Swapping objects using pointers

I'm trying to swap objects for a homework problem that uses void pointers to swap objects. The declaration of my function has to be:

void swap(void *a, void *b, size_t size);

I'm not looking for the exact code how to do it so I can figure it out by myself, but I'm not sure if I understand it correctly. I found that one problem is by doing:

void *temp;
temp = a;
a = b;
b = temp;

only changes what the pointers point to. Is that correct? If it is correct, why doesn't swapping pointers actually change the contents between *a and *b. Because if your pointer points to something different, couldn't you dereference it and the objects would now be different?

Similarly, just switching the values like:

void *temp;
*temp = *a;
*a = *b;
*b = *temp;

Is not correct either, which I'm not sure why. Because again, it seems to me that the content is switched.

Does swapping objects mean complete swapping of memory and value of what a pointer points to?

So it seems like I have to use malloc to allocate enough space for my swap. If I allocate enough memory for one object, assuming they are the same size, I don't really see how it is different than the other two methods above.

void *temp = malloc(sizeof(pa));
// check for null pointer
temp = a;
// do something I'm not sure of since I don't quite get how allocating space is any 
// different than the two above methods???

Thanks!


Solution 1:

Swapping pointers does not change the pointed-to values. If it did, that would be like swapping address labels on envelopes moving me into your house and you into mine.

You were nearly there:

void swap(void *a, void *b, size_t size) {
  char temp[size]; // C99, use malloc otherwise
  // char serves as the type for "generic" byte arrays

  memcpy(temp, b,    size);
  memcpy(b,    a,    size);
  memcpy(a,    temp, size);
}

The memcpy function copies memory, which is the definition of objects in C. (Called POD or plain ol' data in C++, to compare.) In this way, memcpy is how you do assignment without caring about the type of the object, and you could even write other assignments as memcpy instead:

int a = 42, b = 3, temp;

temp = b;
b    = a;
a    = temp;
// same as:
memcpy(&temp, &b,    sizeof a);
memcpy(&b,    &a,    sizeof a);
memcpy(&a,    &temp, sizeof a);

This is exactly what the above function does, since you cannot use assignment when you do not know the type of the object, and void is the type that stands in for "unknown". (It also means "nothing" when used as function return type.)
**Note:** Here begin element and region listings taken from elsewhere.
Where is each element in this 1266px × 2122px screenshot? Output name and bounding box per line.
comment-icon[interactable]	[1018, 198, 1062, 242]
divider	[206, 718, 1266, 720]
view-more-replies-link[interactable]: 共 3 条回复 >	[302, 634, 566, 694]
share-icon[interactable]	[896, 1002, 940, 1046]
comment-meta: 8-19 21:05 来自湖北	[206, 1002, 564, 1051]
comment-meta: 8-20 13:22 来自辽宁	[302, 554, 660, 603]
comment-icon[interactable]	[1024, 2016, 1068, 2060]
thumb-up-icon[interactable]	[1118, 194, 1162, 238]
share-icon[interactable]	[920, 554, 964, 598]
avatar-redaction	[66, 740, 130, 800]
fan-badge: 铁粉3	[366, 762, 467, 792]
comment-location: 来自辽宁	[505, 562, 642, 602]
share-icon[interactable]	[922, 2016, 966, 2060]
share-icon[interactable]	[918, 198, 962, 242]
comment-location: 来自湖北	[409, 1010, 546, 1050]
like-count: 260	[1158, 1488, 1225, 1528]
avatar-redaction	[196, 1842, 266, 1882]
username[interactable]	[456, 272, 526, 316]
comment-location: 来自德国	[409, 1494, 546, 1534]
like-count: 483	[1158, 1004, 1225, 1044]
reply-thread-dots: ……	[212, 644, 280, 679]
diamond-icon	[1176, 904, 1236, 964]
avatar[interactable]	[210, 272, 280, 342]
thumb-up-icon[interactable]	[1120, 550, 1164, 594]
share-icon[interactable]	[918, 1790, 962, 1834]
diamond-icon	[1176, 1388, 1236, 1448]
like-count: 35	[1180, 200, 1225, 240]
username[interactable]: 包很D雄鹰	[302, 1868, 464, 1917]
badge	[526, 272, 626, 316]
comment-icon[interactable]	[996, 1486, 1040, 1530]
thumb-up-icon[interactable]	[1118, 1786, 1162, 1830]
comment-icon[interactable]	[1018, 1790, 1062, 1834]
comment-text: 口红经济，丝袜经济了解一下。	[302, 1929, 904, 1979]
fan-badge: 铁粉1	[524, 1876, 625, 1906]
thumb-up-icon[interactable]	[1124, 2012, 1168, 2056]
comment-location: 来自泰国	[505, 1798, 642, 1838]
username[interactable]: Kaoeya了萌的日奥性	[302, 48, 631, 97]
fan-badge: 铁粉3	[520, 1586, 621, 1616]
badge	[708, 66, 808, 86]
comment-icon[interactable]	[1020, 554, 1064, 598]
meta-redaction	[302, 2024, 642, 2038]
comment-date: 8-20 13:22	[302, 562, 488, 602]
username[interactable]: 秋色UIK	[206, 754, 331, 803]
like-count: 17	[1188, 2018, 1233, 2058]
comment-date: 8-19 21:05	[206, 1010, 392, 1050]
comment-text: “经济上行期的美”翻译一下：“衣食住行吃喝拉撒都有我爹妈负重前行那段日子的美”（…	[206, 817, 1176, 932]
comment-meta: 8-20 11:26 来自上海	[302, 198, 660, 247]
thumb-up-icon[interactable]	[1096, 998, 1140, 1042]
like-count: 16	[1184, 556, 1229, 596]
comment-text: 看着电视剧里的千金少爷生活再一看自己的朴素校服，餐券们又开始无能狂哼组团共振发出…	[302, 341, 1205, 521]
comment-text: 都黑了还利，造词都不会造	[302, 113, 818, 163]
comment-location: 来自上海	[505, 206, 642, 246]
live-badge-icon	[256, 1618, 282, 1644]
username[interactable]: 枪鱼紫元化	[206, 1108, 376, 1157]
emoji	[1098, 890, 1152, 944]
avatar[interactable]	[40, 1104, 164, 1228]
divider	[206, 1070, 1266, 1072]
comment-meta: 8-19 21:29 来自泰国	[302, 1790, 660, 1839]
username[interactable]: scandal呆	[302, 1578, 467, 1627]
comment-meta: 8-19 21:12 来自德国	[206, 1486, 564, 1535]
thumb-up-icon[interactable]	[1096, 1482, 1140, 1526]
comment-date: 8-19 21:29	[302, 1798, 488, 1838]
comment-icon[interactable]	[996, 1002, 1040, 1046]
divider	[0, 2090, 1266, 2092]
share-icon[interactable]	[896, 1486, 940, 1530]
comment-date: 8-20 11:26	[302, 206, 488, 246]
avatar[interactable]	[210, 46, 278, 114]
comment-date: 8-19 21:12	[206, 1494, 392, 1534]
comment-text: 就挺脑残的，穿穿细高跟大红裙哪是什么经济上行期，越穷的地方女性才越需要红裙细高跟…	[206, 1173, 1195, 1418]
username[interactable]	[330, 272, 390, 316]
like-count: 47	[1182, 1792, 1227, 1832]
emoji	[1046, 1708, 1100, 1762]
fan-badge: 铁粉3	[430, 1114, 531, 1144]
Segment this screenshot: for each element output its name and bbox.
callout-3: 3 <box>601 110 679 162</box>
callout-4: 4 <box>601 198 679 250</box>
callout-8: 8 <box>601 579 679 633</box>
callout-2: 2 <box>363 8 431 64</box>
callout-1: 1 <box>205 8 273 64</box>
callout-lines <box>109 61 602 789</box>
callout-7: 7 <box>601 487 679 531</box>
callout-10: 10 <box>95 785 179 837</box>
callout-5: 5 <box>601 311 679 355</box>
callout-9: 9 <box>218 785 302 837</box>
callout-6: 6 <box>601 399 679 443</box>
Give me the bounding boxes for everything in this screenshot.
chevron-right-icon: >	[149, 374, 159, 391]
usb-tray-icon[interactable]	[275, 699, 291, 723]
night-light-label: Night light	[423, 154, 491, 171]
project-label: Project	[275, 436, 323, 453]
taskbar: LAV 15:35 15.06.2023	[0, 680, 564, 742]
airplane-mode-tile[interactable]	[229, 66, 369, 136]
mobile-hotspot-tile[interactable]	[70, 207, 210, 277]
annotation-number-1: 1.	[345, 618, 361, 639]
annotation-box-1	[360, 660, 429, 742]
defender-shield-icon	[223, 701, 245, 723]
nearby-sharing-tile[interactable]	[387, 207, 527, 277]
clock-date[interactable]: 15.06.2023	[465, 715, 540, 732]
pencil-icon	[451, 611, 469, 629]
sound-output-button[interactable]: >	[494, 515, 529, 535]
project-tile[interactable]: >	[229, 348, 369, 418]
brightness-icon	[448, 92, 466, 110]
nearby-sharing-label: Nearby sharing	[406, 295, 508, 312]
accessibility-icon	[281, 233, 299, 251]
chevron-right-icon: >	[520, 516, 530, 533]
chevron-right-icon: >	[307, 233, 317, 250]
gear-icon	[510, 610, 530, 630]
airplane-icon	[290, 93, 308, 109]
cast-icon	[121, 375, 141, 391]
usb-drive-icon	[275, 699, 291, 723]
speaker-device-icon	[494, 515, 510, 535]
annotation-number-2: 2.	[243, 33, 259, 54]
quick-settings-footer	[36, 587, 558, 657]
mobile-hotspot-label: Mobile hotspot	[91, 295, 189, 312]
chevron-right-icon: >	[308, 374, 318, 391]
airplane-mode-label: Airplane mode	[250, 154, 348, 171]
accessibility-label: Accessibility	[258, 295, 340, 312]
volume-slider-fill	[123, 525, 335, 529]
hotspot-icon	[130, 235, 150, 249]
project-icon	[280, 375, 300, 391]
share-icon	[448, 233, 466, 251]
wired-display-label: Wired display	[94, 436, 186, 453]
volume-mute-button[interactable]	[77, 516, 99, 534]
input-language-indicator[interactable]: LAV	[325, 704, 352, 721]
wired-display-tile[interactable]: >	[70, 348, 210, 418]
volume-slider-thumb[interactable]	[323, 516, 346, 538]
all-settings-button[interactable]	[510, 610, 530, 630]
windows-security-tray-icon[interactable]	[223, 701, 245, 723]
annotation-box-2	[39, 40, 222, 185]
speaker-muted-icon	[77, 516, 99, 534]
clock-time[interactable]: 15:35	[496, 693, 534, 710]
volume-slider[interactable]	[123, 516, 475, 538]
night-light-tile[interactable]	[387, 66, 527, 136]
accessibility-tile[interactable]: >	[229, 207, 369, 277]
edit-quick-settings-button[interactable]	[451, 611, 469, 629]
As a curiosity, another version which avoids malloc in common cases and doesn't use C99's VLAs:

void swap(void *a, void *b, size_t size) {
  enum { threshold = 100 };
  if (size <= threshold) {
    char temp[threshold];

    memcpy(temp, b,    size);
    memcpy(b,    a,    size);
    memcpy(a,    temp, size);
  }
  else {
    void* temp = malloc(size);
    assert(temp); // better error checking desired in non-example code

    memcpy(temp, b,    size);
    memcpy(b,    a,    size);
    memcpy(a,    temp, size);

    free(temp);
  }
}

Solution 2:

To answer your first question, let's fill in some values to see what is happening:

void* a = 0x00001000; // some memory address
void* b = 0x00002000; // another memory address
/* Now we'll put in your code */
void* temp; // temp is garbage
temp = a; // temp is now 0x00001000
a = b; // a is now 0x00002000
b = temp; // b is now 0x00001000

So at the end of those statements, the pointer's values have been swapped, that is, whatever a was pointing to is now pointed to by b, and vice versa. The values of what those pointers are pointing to are unmodified, it's just that now their memory addresses are being held by different pointers.

To answer your second question, you cannot dereference a void*. The reason for this is that void has no size, so to try and dereference or assign to something that has no size is nonsensical. Thus, void* is a way of guaranteeing you can point to something, but you will never know what that something is without more information (hence the size parameter to your routine).

From there, knowing the pointer and the size of the data the pointer points to, you can use a routine like memcpy to move the data pointed to by one pointer into the location pointed to by another.

Solution 3:

Parameters are like local variables, with values copied into them before the function starts executing. This prototype:

void swap(void *a, void *b, size_t size);

Means that the two addresses are copied into new variables called a and b. So if you change what is stored in a and b, nothing you do will have an any effect after swap returns.